During alignment of the in-standing maxillary lateral incisor the MBT bracket was inverted to obtain a -10 degree torque.13
After levelling and aligning both the arches 0.019*0.025 inch stainless steel archwires were inserted in upper and lower arches for torque expression.
Orthodontic tooth movement can sometimes cause adverse periodontaltissue changes such as gingival over growth, loss of attachment, recessions, etc.

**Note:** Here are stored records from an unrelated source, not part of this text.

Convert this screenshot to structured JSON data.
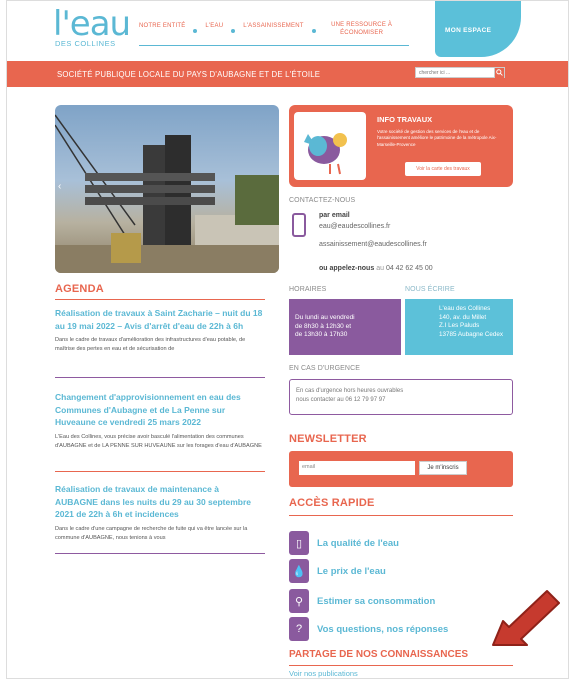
{
  "header": {
    "logo_main": "l'eau",
    "logo_sub": "DES COLLINES",
    "nav": [
      "NOTRE ENTITÉ",
      "L'EAU",
      "L'ASSAINISSEMENT",
      "UNE RESSOURCE À ÉCONOMISER"
    ],
    "space_button": "MON ESPACE",
    "banner": "SOCIÉTÉ PUBLIQUE LOCALE DU PAYS D'AUBAGNE ET DE L'ÉTOILE",
    "search_placeholder": "chercher ici ..."
  },
  "agenda": {
    "title": "AGENDA",
    "items": [
      {
        "title": "Réalisation de travaux à Saint Zacharie – nuit du 18 au 19 mai 2022 – Avis d'arrêt d'eau de 22h à 6h",
        "desc": "Dans le cadre de travaux d'amélioration des infrastructures d'eau potable, de maîtrise des pertes en eau et de sécurisation de"
      },
      {
        "title": "Changement d'approvisionnement en eau des Communes d'Aubagne et de La Penne sur Huveaune ce vendredi 25 mars 2022",
        "desc": "L'Eau des Collines, vous précise avoir basculé l'alimentation des communes d'AUBAGNE et de LA PENNE SUR HUVEAUNE sur les forages d'eau d'AUBAGNE"
      },
      {
        "title": "Réalisation de travaux de maintenance à AUBAGNE dans les nuits du 29 au 30 septembre 2021 de 22h à 6h et incidences",
        "desc": "Dans le cadre d'une campagne de recherche de fuite qui va être lancée sur la commune d'AUBAGNE, nous tenions à vous"
      }
    ]
  },
  "info_travaux": {
    "title": "INFO TRAVAUX",
    "text": "Votre société de gestion des services de l'eau et de l'assainissement améliore le patrimoine de la métropole Aix-Marseille-Provence",
    "button": "Voir la carte des travaux"
  },
  "contact": {
    "title": "CONTACTEZ-NOUS",
    "by_email": "par email",
    "email_1": "eau@eaudescollines.fr",
    "email_2": "assainissement@eaudescollines.fr",
    "call_label": "ou appelez-nous",
    "call_at": "au",
    "phone": "04 42 62 45 00"
  },
  "hours": {
    "title": "HORAIRES",
    "lines": [
      "Du lundi au vendredi",
      "de 8h30 à 12h30 et",
      "de 13h30 à 17h30"
    ]
  },
  "write": {
    "title": "NOUS ÉCRIRE",
    "lines": [
      "L'eau des Collines",
      "140, av. du Millet",
      "Z.I Les Paluds",
      "13785 Aubagne Cedex"
    ]
  },
  "urgence": {
    "title": "EN CAS D'URGENCE",
    "lines": [
      "En cas d'urgence hors heures ouvrables",
      "nous contacter au 06 12 79 97 97"
    ]
  },
  "newsletter": {
    "title": "NEWSLETTER",
    "placeholder": "email",
    "button": "Je m'inscris"
  },
  "acces_rapide": {
    "title": "ACCÈS RAPIDE",
    "items": [
      {
        "label": "La qualité de l'eau",
        "icon": "glass-icon"
      },
      {
        "label": "Le prix de l'eau",
        "icon": "hand-drop-icon"
      },
      {
        "label": "Estimer sa consommation",
        "icon": "tap-icon"
      },
      {
        "label": "Vos questions, nos réponses",
        "icon": "question-drop-icon"
      }
    ]
  },
  "partage": {
    "title": "PARTAGE DE NOS CONNAISSANCES",
    "link": "Voir nos publications"
  },
  "colors": {
    "orange": "#e8664f",
    "blue": "#5bb8d4",
    "purple": "#8a5a9e",
    "arrow_red": "#c63a2e"
  }
}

However, in this present case the gingival health was maintained well and periodontal health of lower right lateral incisor did not worsen.
After completion of active tooth movement, periodontal surgery involving coronally advanced flap technique was performed to obtain rooth coverage with respect to lower right lateral incisor.
This was later followed by root coverage procedure using laterally moved coronally advanced surgical technique.
Laterally moved coronally advanced surgical technique is modified approach of the coronally advanced flap technique and is found to be effective in treating isolated-type gingival recessions.
Advantages of this procedure include predictable soft tissue marginal morphology, improved post- operative patient comfort, distant sites are not involved for harvesting graft tissue.14
Orthodontic treatment was continued 10 weeks after the surgical procedure for further finshing and detailing.
6 month follow up after debonding appliances showed successful healing of the gingiva, and no tendency towards relapse was noted. 1 year follow up showed well maintained occlusion and gingiva showed no signs of recession.